Montgomery County Circuit Judge Charles Price on Friday set an April 21 hearing date on Georgia's attempt to extradite him. Al-Amin's attorney, J.L. Chestnut, has challenged the extradition papers and the fugitive warrant received from Georgia.

After his arrest in White Hall, Ala., Al-Amin said he was the victim of a "governmental conspiracy."

The Atlanta Journal-Constitution, citing police investigators' reports, FBI documents and interviews, said Al-Amin was closely investigated from 1992 to 1997.

The newspaper said that Atlanta police suspected that Al-Amin and his followers were responsible for more than a dozen homicides in the neighborhood where Al-Amin lived and operated a one-room grocery store.
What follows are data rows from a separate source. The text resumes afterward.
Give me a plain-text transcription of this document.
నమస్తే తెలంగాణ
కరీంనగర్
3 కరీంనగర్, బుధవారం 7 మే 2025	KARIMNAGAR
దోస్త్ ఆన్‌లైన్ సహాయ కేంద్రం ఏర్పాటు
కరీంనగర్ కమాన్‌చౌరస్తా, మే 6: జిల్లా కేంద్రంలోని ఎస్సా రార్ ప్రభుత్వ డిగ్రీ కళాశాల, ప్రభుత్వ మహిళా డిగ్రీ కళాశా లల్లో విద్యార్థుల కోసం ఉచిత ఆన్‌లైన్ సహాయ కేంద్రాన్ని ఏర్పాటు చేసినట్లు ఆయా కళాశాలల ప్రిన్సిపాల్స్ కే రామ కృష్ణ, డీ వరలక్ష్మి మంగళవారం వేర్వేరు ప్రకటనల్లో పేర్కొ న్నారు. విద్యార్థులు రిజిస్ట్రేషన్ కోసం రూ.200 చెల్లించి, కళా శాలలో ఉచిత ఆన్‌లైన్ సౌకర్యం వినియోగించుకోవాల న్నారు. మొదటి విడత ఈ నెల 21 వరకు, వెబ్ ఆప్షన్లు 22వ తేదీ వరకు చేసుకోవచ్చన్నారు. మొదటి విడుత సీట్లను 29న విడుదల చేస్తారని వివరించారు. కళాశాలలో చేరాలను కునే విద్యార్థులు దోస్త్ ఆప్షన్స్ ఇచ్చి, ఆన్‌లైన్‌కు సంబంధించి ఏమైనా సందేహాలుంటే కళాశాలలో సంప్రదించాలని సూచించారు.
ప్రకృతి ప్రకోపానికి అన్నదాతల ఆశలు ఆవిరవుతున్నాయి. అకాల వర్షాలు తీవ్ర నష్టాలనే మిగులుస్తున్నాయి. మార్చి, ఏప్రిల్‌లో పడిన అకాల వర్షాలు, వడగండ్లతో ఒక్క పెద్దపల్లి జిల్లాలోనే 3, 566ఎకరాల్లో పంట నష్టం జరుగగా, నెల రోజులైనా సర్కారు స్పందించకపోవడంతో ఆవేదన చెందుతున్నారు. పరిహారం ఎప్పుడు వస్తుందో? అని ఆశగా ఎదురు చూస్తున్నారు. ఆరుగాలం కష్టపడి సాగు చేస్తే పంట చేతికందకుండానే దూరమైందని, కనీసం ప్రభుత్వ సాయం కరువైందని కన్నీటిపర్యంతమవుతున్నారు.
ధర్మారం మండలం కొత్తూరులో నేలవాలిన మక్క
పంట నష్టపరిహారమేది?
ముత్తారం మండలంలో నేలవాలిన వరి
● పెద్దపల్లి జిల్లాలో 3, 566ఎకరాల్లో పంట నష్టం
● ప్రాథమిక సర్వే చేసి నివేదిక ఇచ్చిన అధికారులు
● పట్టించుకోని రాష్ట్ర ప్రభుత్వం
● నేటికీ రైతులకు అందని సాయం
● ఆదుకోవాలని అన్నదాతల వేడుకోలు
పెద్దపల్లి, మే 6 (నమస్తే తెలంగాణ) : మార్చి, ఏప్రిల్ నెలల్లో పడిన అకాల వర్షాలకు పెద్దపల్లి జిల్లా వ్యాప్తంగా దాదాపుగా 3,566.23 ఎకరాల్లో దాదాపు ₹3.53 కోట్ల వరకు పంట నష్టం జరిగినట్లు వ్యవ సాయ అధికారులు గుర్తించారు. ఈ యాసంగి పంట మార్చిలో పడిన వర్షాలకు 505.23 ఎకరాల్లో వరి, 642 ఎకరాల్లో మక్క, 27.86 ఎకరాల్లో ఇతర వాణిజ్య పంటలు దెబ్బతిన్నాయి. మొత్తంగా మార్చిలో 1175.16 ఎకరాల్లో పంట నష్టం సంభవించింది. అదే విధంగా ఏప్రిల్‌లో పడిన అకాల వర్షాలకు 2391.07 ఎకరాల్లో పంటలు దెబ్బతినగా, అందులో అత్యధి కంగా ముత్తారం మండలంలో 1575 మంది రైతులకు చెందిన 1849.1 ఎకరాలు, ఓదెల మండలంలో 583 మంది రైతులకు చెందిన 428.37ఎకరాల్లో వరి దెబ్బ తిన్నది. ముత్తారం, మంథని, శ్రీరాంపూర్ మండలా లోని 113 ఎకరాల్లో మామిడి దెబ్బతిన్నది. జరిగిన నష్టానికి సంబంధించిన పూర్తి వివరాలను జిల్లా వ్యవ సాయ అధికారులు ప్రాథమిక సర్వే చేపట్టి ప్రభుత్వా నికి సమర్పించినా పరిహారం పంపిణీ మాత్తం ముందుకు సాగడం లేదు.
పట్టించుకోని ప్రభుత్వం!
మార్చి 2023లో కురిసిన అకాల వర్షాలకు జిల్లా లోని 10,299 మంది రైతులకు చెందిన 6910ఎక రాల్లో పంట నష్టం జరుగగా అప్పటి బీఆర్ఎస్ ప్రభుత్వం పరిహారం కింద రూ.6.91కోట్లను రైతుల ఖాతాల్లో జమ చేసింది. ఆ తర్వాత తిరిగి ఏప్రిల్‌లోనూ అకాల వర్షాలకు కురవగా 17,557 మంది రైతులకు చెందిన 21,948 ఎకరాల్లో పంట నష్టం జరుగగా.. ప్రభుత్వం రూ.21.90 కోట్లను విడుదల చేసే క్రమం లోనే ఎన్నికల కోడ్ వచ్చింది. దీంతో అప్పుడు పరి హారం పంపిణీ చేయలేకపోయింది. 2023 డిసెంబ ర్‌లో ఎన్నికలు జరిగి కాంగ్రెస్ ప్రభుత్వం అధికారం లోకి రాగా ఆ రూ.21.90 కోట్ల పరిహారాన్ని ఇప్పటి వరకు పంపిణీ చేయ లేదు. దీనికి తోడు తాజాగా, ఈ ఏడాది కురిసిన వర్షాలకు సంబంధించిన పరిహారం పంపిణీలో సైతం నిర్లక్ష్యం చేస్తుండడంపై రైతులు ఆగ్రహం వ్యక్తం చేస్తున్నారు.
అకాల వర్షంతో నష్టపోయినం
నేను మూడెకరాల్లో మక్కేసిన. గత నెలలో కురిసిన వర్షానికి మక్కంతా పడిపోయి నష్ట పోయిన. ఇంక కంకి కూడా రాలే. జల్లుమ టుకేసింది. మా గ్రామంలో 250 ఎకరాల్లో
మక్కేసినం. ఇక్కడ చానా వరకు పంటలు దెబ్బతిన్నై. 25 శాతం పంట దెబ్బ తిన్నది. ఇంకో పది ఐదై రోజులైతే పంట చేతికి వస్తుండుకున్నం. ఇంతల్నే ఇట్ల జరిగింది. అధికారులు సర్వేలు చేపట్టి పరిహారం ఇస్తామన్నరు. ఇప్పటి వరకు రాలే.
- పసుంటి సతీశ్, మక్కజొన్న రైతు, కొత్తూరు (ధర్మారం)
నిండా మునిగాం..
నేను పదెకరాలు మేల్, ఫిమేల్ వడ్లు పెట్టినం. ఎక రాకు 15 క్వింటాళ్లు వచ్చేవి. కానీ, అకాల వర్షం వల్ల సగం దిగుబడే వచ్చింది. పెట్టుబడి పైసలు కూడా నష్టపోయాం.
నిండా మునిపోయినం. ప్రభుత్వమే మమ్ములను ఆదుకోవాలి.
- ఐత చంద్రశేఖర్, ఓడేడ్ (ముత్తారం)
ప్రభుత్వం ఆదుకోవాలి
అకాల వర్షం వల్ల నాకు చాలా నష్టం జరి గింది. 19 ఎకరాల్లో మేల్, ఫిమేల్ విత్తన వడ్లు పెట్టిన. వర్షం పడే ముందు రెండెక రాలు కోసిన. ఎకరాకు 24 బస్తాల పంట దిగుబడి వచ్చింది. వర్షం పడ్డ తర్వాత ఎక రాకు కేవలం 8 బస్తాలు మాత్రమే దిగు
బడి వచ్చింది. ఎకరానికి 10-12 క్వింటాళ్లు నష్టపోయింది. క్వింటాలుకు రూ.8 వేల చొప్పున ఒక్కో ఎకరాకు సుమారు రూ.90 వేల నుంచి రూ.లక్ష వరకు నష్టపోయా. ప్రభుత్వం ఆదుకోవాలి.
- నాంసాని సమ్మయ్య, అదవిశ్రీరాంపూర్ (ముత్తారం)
It said that the FBI ended its investigations in February 1996 and that the Atlanta police investigation ended in August 1997.

Two of Al-Amin's associates are serving time in Georgia prisons for unrelated murders, the newspaper said. Al-Amin is being held under maximum security at the Montgomery County Detention Facility. Sheriff D.T. Marshall said he will remain in "maximum lockdown."

"He's a security risk," Marshall said. "I don't care what his lawyers say."

Al-Amin faces charges for murder, aggravated assault and aggravated battery in the fatal shooting of Fulton County Sheriff's Deputy Richard Kinchen and the wounding of his partner, Deputy Aldranon English.